LM: I'm reading several things at once, all in service of the novel I'm writing: Crocodile on the sandback, by Elizabeth Peters (it is the first novel in a saga starring an archaeologist named Amelia Peabody, set in the late XNUMXth century and early XNUMXth century), Kill a Mockingbird, by Harper Lee, On this side of paradise, by Scott Fitzgerald, and spring fire, by Vin Packer, an example of a genre called lesbian pulp fiction and that I just discovered.

and I'm writing one historical novel about Queen Hatshepsut with three timelines and three different protagonists: the queen herself in Ancient Egypt, the XNUMXth-century English aristocrat and Egyptologist Lady May Amherst, and the XNUMXth-century American archaeologist Elizabeth Thomas.

  • AL: How do you think the publishing scene is?

LM: I think we are at a time when leisure is consumed instantly and almost compulsively, possibly due to the influence of platforms such as Netflix, mobile phones and social networks. That has influenced the publishing landscape and now books are also designed to have a very short life, they go on the market, they are distributed and in a couple of months at most, they disappear.

Before, an editor could spend years working on a novel with an author, and might only release four or five books a year. Now, publishers are forced to release books almost like hotcakesAnd, obviously, they do not have the time to dedicate the same care as before to each one.
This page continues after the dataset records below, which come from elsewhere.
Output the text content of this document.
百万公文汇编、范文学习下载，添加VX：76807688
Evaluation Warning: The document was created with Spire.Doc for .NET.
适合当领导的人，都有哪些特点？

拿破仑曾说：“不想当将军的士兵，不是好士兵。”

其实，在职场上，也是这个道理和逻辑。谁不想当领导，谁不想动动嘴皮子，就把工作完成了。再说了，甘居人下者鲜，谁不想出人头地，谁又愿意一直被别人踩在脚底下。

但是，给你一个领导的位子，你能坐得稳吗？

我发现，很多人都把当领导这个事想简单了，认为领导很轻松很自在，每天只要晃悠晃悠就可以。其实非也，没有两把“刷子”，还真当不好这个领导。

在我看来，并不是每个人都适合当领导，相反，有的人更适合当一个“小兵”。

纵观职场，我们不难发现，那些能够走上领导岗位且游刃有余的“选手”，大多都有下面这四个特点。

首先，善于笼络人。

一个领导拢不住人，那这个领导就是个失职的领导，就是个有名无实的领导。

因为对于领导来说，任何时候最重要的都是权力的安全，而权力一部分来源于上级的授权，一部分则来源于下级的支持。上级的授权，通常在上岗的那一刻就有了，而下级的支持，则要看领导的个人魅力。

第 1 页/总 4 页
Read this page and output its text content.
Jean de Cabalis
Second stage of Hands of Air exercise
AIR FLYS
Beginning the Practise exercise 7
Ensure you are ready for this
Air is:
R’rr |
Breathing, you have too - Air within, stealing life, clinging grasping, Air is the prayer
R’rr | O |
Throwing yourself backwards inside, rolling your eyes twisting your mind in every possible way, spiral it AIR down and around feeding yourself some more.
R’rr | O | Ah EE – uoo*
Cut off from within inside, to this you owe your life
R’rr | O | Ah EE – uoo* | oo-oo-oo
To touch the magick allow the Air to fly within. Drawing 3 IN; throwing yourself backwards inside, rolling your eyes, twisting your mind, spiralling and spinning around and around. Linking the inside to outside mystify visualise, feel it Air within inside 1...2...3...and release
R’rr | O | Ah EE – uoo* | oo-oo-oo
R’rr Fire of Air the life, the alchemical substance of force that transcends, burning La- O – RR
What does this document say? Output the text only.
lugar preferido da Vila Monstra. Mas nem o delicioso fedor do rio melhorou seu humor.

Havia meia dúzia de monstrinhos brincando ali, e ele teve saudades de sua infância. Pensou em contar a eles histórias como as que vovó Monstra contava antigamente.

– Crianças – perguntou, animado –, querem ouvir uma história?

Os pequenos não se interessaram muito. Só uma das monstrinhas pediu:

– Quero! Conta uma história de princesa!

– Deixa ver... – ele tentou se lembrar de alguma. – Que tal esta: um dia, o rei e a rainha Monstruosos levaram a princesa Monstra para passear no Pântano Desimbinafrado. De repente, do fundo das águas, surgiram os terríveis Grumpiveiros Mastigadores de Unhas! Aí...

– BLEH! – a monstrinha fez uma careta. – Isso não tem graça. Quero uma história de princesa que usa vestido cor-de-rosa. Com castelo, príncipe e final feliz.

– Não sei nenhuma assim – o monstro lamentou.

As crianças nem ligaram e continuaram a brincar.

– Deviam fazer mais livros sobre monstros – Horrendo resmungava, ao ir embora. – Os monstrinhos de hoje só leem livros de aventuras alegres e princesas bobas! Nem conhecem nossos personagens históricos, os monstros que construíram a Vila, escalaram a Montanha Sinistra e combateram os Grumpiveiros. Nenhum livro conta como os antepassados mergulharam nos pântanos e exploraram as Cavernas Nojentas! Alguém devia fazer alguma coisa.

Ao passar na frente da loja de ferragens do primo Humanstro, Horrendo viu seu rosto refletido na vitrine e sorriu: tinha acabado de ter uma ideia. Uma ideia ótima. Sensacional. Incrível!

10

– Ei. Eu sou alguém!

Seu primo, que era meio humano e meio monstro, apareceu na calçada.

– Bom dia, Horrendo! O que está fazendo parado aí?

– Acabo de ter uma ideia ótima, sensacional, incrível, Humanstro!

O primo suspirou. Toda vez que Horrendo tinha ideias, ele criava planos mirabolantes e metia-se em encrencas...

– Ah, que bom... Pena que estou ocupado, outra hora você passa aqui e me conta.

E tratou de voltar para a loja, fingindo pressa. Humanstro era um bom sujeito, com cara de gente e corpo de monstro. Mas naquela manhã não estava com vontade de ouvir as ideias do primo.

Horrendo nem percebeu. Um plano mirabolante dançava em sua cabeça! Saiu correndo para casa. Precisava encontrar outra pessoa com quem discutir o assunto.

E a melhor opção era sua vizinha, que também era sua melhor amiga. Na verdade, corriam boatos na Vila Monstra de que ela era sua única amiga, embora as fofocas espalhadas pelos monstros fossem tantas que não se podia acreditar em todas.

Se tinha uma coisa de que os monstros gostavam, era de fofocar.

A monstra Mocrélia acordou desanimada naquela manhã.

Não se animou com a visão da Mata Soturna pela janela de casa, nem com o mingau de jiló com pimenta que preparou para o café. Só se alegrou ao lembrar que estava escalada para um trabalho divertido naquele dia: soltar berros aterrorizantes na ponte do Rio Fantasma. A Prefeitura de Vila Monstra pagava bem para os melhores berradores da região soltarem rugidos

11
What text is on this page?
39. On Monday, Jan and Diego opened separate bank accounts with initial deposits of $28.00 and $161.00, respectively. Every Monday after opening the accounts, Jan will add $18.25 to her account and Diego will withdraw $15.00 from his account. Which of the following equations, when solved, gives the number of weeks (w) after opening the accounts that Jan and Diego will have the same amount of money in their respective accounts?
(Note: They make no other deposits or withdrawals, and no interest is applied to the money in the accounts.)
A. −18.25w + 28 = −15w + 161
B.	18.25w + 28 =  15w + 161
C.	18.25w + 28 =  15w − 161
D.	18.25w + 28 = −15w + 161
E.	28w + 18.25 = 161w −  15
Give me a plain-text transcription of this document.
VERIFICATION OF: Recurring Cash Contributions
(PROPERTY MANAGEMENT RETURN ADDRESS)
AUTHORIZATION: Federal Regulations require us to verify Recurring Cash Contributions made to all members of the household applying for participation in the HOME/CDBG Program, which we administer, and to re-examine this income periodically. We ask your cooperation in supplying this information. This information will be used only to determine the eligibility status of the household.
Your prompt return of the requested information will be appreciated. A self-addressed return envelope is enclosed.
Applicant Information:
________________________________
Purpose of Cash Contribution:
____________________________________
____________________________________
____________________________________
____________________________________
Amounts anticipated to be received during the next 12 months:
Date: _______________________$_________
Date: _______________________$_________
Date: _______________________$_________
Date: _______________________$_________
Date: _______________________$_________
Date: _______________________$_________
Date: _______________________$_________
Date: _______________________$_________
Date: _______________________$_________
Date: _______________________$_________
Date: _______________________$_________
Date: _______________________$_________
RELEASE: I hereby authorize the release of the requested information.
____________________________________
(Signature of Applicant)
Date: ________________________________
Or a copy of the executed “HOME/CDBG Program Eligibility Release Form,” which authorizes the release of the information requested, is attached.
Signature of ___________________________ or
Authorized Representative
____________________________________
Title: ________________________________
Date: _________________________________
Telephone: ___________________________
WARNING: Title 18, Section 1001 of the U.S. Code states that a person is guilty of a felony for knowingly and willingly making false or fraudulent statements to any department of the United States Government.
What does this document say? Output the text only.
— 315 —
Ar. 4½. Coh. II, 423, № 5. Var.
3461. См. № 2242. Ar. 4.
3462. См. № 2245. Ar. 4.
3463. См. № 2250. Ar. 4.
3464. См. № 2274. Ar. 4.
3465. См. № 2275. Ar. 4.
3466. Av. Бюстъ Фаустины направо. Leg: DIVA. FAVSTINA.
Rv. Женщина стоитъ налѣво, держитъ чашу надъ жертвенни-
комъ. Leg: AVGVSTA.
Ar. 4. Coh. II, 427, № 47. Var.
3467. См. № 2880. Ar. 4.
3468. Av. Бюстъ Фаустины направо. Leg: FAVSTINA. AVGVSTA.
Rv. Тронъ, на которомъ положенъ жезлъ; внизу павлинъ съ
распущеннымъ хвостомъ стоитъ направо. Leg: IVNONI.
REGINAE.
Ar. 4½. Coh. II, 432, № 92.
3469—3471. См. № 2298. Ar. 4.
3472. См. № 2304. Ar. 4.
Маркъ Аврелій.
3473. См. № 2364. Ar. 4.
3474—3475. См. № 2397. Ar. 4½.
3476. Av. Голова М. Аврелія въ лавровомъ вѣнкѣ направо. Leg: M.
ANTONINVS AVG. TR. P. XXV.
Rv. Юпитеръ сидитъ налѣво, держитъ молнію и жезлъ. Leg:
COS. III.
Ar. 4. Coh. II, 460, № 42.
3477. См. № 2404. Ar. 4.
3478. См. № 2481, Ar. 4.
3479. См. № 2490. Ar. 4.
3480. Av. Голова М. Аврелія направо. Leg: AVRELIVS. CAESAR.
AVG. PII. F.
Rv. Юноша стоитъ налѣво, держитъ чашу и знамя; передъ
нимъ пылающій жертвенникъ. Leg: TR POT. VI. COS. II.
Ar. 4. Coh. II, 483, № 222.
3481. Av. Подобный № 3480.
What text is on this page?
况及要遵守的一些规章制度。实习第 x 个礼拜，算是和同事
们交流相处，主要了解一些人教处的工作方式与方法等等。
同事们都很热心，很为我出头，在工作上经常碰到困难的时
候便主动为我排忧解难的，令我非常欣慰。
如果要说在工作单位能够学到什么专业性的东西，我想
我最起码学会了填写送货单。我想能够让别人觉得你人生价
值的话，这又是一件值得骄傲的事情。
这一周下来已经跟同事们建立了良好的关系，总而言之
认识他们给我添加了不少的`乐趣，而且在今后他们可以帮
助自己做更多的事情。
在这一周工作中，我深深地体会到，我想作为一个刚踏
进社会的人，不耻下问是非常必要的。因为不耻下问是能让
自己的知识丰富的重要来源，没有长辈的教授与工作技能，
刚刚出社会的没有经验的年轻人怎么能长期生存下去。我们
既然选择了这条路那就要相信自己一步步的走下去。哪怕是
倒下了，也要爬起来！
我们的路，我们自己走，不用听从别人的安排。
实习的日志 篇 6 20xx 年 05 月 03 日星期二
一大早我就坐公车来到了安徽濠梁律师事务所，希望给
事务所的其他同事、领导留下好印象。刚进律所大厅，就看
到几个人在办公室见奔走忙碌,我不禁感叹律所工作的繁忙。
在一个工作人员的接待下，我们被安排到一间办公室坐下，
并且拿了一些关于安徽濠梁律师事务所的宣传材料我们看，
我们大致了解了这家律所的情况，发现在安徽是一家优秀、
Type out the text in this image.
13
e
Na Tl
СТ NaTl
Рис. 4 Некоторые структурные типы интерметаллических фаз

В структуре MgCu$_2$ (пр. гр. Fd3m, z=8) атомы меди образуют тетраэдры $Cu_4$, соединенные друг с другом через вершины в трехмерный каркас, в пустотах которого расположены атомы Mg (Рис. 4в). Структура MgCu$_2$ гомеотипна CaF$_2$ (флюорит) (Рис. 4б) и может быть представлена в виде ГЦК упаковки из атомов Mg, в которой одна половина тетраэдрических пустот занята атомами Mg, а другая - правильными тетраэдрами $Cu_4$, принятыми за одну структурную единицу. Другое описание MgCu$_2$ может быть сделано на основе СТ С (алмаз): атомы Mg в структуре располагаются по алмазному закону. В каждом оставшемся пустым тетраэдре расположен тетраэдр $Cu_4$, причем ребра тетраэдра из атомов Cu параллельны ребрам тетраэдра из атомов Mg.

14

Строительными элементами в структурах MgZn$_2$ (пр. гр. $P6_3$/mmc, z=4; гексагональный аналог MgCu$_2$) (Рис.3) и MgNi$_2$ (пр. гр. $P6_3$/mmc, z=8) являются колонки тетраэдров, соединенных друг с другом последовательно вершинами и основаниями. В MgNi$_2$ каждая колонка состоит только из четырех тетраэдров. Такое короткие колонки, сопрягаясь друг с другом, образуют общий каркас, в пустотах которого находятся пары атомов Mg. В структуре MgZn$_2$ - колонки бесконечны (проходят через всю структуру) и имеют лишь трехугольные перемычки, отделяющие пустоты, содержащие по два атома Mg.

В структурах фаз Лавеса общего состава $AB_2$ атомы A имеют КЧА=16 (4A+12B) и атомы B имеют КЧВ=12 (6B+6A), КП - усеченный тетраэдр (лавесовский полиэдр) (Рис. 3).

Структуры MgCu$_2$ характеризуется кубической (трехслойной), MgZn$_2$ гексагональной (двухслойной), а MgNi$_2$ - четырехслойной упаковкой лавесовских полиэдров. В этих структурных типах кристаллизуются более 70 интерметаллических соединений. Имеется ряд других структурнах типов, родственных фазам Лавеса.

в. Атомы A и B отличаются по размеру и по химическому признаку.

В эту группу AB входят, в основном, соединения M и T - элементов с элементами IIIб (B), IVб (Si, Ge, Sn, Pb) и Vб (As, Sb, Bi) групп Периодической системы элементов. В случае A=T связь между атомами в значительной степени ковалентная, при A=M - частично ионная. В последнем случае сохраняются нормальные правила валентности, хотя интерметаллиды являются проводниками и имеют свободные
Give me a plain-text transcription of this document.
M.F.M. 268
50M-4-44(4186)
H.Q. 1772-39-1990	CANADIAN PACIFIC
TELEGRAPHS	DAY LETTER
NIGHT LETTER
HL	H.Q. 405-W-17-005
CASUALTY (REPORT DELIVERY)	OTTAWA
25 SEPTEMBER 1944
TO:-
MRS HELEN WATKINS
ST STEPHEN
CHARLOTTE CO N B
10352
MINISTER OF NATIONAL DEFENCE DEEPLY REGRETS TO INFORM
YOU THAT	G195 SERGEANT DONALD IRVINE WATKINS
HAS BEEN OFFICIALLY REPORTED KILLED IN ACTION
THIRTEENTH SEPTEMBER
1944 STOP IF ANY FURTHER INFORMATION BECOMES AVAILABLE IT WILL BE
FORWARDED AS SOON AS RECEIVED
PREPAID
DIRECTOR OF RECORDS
This throwaway book culture contributes to people buying more and more, almost at the click of a button, but you read less and less, because reading requires time that fewer and fewer people are willing to invest.

  • AL: How are you handling the current moment we live in? 

LM: The truth is that, if I get philosophical, I find it difficult to remain optimistic. The war in Ukraine, the Arab-Israeli conflict, the rise of populism, the specter of COVID, climate change... Thank goodness we have literature to take refuge! I also tell you that we must not give up. I have an almost six-year-old daughter and, as a father, I firmly believe that we must do everything we can to leave the best possible world for the next generation.